Did you ever want something so badly that the wanting became the thing, the very thing, that you had to have? As a child my imagination was legendary. I drew places that I'd never been to, never seen, with astonishing accuracy. I told stories to my little cousins that had them spellbound. I always left them with a cliffhanger and the next time we were together, usually at our grandparents' house, Jesse, Lisa and Bev swarmed me, demanding the next installment.

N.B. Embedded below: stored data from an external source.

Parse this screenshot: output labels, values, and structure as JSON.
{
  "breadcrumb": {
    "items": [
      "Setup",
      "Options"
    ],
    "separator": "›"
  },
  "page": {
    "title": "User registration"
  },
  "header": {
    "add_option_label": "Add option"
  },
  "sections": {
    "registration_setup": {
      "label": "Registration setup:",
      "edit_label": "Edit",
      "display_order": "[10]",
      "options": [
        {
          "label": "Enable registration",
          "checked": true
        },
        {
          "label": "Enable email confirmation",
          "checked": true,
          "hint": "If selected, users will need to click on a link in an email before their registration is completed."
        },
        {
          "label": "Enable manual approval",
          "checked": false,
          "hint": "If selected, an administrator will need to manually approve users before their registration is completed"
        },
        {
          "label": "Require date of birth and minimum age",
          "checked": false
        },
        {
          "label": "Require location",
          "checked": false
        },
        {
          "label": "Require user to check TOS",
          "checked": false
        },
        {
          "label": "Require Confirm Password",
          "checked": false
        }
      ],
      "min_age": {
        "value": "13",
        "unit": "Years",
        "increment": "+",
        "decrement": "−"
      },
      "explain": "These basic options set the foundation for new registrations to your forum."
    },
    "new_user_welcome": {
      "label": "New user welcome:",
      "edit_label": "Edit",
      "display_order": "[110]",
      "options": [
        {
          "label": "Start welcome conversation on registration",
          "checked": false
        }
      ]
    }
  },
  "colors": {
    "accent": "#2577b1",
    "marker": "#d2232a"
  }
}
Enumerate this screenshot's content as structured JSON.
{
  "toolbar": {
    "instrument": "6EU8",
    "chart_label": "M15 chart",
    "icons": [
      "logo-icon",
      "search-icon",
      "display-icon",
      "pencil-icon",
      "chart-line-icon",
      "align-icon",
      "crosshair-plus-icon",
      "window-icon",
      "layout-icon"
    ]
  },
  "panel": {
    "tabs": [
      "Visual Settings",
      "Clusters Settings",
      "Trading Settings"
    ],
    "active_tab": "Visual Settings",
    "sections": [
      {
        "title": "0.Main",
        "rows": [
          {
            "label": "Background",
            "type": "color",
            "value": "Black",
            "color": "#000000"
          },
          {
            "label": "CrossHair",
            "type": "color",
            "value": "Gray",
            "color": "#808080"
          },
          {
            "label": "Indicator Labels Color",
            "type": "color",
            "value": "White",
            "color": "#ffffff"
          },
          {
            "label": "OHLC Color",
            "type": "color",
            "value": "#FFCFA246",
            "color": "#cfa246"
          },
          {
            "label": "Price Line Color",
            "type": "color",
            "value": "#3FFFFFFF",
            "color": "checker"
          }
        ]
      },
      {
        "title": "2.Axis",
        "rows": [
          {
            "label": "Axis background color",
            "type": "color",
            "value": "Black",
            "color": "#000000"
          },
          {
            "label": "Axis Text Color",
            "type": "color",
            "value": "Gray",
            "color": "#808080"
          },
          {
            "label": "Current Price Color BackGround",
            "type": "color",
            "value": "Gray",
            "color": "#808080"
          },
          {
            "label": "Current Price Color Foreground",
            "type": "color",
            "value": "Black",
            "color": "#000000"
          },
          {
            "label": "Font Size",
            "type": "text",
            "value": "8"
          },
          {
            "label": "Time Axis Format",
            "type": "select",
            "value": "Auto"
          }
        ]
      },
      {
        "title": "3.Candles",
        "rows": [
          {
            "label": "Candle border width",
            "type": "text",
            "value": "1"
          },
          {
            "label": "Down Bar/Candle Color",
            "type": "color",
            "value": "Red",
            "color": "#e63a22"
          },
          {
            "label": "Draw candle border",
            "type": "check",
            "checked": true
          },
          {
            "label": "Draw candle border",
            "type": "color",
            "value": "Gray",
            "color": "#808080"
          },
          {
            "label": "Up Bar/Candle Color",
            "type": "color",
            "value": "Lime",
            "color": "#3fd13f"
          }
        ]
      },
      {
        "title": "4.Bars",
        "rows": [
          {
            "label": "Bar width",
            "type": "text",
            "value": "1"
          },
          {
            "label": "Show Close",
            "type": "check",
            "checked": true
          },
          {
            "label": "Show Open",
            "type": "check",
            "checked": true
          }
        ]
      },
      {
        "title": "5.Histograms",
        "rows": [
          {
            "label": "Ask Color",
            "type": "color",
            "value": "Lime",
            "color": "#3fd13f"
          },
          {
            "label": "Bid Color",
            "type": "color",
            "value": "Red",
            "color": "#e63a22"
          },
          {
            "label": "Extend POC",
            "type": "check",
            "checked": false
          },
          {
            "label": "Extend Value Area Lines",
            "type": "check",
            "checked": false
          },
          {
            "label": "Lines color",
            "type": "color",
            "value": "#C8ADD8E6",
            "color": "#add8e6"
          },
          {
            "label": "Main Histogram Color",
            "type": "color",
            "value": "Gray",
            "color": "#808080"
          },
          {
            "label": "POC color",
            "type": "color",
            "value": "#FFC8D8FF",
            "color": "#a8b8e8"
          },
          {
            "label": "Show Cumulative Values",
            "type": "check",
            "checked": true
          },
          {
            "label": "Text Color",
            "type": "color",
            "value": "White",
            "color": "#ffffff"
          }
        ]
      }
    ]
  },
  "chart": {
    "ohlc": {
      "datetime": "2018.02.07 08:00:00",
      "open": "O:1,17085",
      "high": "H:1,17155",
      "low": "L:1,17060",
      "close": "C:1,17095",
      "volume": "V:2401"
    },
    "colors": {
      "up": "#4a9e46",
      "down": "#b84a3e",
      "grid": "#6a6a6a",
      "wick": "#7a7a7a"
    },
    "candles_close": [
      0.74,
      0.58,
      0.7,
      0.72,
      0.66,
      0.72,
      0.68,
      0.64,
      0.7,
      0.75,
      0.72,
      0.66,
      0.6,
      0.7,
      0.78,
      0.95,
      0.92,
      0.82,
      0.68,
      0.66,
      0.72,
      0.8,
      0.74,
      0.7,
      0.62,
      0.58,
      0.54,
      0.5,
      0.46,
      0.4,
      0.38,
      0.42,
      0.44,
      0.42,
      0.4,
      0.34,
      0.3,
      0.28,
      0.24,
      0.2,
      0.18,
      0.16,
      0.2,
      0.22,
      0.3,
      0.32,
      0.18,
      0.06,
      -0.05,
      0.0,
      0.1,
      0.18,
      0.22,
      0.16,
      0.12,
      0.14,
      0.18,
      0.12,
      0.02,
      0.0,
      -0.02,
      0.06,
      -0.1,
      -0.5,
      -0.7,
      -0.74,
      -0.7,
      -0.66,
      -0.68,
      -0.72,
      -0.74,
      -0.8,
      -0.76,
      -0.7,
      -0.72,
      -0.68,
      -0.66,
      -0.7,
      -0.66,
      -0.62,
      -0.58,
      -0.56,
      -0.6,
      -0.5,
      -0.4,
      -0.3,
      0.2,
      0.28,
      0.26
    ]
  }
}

In early November, when I sat in my room and seriously began my perusal of the Sears Wish Book, there was always an object that captured my desire. The year I was ten my obsession was a round train case with fake travel stickers scattered on the front. As I looked at it in the catalog, it was easy to imagine my hand slipping into the looped handle. I felt the weight of the case, filled with 45 records, a hairbrush, pink nail polish, a chiffon scarf pilfered from my mother's top drawer. I thought of Donna and I sitting under the willow with our cases open, wearing our movie star sunglasses. We'd laugh our Hollywood laughs and toss our hair. For the six weeks between the arrival of the catalog and Christmas morning, the red vinyl case was with me, the wanting of it so sweet and secret. Yes, it was at the top of my wish list and I was certain it would be there, under the tree, but after it was mine, a real thing in my possession, the wanting, the delicious fantasy, would give way to the shared reality. The case would be mine for all to see, but the dream would be irretrievably lost. Knowing how it would play out made my stomach clutch, filled me with a illogical sense of loss. Why on earth, did I want the wanting?
Only when Dewey died, did I realize the true folly of dreams, the danger of wanting. I lost my powers and the economy of emotion was all I really craved. Time and time it slipped through my fingers as I tried to conjure Dewey's face, his presence, for an instant. I knew what was true, that he was no longer ours, that we were a family with an ugly shadow of loss that darkened every place we entered. Still, I tried to capture it, the heavy, false burden of wanting, but even my infamous imagination could not give me even a feather's weight of Dewey.